Wave function control in single semiconductor quantum dots with a magnetic field

Abstract

Normally, wave functions in single quantum dots can be tuned transversely by a perpendicular magnetic field because of the cyclotron energy. In this work, we are presenting a longitudinal wave function control in single quantum dots with a magnetic field. For a pure InAs quantum dot with a shape of pyramid or truncated pyramid, the hole wave function always occupies the base because of the less confinement at base, which induces a permanent dipole oriented from base to apex. With applying magnetic field, the hole wave function shrinks in the base plane, resulting in that the center of effective mass moves towards apex. For electrons, however, the center of effective mass does not move much.
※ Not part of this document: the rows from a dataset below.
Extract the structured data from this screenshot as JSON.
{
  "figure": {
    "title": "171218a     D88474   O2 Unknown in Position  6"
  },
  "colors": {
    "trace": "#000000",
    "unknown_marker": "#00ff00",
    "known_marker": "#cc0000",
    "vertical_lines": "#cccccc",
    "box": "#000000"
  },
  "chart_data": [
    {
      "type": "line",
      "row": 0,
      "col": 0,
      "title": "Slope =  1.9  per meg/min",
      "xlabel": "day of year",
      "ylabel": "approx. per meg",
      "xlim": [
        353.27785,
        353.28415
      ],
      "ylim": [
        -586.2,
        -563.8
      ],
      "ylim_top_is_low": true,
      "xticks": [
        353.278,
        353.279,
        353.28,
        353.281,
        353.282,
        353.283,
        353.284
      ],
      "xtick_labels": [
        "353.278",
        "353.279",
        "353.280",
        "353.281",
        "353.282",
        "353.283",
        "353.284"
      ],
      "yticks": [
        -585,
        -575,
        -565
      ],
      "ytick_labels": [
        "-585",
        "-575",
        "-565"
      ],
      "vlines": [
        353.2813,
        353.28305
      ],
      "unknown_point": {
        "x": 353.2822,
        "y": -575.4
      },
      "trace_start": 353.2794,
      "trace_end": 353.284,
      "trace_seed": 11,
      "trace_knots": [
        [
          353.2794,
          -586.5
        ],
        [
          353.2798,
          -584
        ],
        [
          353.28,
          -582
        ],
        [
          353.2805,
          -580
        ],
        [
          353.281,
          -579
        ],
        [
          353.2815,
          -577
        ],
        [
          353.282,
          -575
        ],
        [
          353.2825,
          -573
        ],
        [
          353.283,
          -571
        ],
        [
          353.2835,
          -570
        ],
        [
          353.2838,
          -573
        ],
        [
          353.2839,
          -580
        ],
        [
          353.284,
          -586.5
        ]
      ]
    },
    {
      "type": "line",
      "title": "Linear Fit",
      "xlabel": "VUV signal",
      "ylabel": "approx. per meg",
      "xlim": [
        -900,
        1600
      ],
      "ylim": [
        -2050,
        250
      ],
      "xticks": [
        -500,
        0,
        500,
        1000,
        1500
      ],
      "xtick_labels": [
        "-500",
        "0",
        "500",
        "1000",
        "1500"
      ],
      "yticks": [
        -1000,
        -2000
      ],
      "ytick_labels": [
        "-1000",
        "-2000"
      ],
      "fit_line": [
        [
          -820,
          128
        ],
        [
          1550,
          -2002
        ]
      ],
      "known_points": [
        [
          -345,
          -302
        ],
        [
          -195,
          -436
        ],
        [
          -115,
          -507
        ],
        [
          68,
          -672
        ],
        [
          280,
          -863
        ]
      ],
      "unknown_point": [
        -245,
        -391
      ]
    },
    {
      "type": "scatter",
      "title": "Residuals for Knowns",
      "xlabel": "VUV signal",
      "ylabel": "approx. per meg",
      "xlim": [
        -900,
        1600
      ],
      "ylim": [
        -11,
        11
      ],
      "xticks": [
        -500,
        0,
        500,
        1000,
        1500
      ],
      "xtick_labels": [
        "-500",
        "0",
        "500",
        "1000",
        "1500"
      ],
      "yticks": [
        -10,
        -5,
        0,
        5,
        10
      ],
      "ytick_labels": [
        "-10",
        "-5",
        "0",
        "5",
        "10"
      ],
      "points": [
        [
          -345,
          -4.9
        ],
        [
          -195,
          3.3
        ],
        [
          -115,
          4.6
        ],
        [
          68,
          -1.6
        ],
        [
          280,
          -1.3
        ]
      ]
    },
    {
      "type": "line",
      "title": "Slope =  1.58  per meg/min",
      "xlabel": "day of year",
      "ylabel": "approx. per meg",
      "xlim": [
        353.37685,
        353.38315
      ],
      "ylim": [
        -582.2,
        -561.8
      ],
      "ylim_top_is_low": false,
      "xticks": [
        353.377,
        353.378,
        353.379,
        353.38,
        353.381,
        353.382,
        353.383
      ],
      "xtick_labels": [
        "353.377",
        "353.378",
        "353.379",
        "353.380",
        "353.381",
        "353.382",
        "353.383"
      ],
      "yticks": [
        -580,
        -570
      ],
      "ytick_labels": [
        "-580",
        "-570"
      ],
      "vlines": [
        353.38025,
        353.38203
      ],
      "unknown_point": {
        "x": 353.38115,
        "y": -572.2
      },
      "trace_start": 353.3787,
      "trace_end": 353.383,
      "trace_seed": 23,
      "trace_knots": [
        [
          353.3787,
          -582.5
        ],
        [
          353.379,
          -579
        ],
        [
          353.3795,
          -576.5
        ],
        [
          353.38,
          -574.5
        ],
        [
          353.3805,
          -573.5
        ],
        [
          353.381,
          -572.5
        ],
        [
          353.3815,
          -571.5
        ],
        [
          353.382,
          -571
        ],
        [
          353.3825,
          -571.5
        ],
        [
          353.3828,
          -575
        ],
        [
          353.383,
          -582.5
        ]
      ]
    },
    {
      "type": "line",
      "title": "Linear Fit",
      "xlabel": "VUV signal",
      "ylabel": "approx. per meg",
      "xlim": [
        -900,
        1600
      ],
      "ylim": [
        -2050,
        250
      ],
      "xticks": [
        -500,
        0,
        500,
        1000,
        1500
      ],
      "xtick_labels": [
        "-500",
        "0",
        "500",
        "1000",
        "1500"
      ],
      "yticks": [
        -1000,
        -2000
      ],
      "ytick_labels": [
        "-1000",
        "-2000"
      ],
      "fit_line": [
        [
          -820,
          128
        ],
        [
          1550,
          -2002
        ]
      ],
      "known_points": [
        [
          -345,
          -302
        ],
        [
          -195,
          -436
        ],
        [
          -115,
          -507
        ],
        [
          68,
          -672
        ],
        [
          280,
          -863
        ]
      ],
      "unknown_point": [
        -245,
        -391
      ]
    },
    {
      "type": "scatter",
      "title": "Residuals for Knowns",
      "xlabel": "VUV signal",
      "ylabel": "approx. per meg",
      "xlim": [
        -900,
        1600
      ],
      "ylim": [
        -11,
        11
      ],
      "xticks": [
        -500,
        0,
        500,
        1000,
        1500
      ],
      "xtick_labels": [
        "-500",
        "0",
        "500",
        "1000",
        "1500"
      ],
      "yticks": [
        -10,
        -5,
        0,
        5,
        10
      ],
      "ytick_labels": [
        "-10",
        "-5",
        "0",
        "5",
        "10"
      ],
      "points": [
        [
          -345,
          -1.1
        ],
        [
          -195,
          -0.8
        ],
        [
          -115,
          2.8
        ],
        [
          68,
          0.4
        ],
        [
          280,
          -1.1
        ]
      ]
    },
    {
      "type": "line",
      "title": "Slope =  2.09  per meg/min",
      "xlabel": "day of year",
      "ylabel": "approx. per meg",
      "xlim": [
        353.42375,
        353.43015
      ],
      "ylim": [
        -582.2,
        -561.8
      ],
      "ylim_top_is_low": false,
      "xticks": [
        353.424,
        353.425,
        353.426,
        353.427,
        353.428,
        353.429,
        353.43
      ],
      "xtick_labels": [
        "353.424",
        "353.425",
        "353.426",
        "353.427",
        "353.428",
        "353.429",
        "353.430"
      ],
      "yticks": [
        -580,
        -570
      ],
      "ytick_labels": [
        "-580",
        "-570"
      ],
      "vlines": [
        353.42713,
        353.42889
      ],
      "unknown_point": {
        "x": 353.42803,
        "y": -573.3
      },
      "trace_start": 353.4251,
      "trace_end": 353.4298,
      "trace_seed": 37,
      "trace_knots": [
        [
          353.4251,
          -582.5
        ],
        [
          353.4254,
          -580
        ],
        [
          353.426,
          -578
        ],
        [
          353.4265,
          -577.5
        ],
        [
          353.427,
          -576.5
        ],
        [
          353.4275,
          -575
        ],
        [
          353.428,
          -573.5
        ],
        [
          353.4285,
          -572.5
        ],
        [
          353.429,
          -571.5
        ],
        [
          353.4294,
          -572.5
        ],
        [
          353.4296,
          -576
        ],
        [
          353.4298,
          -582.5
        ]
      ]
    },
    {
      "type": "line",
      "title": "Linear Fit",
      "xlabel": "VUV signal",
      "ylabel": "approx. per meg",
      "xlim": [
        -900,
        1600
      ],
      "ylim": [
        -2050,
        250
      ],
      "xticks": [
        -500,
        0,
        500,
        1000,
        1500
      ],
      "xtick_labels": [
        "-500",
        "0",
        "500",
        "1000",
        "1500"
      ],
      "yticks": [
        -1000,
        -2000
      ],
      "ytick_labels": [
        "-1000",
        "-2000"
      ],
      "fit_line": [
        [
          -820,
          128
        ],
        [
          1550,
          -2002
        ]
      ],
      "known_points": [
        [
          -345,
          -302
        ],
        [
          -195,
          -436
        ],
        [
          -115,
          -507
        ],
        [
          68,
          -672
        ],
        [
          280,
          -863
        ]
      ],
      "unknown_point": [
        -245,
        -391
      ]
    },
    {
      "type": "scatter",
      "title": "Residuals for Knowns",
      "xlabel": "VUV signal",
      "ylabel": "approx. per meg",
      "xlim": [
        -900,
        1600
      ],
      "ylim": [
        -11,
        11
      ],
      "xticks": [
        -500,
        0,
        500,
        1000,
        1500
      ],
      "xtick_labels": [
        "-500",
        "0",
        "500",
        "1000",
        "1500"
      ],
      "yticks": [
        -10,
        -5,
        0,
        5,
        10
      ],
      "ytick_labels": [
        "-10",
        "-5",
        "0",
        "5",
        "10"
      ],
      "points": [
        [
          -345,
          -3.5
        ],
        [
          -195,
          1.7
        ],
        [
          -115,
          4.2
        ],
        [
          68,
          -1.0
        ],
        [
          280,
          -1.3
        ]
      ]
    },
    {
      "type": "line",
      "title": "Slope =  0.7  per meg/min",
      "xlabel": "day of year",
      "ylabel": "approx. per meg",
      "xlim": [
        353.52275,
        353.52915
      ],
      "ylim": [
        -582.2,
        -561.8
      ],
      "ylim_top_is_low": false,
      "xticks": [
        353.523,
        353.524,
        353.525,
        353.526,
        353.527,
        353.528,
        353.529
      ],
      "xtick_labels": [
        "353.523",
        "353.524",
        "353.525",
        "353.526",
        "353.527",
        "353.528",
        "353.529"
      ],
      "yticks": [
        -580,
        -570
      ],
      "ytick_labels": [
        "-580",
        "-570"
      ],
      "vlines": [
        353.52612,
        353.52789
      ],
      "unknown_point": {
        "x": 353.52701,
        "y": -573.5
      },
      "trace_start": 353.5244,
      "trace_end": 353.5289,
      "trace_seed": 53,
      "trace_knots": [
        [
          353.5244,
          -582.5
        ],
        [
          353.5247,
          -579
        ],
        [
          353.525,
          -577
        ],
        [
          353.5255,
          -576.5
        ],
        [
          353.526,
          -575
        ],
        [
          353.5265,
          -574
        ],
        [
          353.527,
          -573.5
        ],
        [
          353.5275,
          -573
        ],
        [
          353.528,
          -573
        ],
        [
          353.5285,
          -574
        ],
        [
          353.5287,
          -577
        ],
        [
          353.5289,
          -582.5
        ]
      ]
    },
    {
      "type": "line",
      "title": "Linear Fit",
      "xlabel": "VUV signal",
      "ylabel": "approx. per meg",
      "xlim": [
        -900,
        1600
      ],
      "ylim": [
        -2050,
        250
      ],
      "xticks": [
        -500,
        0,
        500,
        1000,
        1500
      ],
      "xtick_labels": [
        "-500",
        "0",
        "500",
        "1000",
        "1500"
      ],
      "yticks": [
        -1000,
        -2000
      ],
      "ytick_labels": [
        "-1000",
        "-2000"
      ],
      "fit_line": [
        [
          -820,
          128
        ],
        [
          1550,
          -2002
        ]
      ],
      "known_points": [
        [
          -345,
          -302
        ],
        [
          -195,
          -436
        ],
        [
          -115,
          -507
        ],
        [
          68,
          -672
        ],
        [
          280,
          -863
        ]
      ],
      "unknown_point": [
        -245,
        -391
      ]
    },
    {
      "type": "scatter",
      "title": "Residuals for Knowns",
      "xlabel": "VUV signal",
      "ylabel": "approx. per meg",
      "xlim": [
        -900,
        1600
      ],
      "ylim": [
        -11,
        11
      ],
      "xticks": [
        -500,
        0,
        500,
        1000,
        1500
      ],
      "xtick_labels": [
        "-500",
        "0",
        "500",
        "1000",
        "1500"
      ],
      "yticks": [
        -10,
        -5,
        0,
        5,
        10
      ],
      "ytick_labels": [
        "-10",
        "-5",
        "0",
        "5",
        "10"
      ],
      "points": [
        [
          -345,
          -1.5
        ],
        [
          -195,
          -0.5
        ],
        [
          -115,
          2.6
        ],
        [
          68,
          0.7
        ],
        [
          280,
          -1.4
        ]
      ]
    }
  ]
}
This induces a permanent dipole moment change and an inverted electron-hole alignment along the magnetic field direction. Manipulating the wave function longitudinally not only provides an alternative way to control the charge distribution with magnetic field but also a new method to tune electron-hole interaction in single quantum dots. Additionally, the many-body exciton states in a coupled system with a single self-assembled quantum dot and a wetting layer are observed by strong anomalous diamagnetic shifts. A tremendous positive diamagnetic coefficient is observed when an electron in the wetting layer combines with a hole in quantum dot, which is nearly one order of magnitude larger than that of the excitonic states confined in quantum dots. When the electrons recombine with holes within quantum dot in the coupled system, a peculiar negative diamagnetic effect is observed. The properties of emitted photons depending on the large electron wave function extents in wetting layer indicate the coupling between the systems in different dimensionality, which was also verified by a magnetic field applied in different configurations.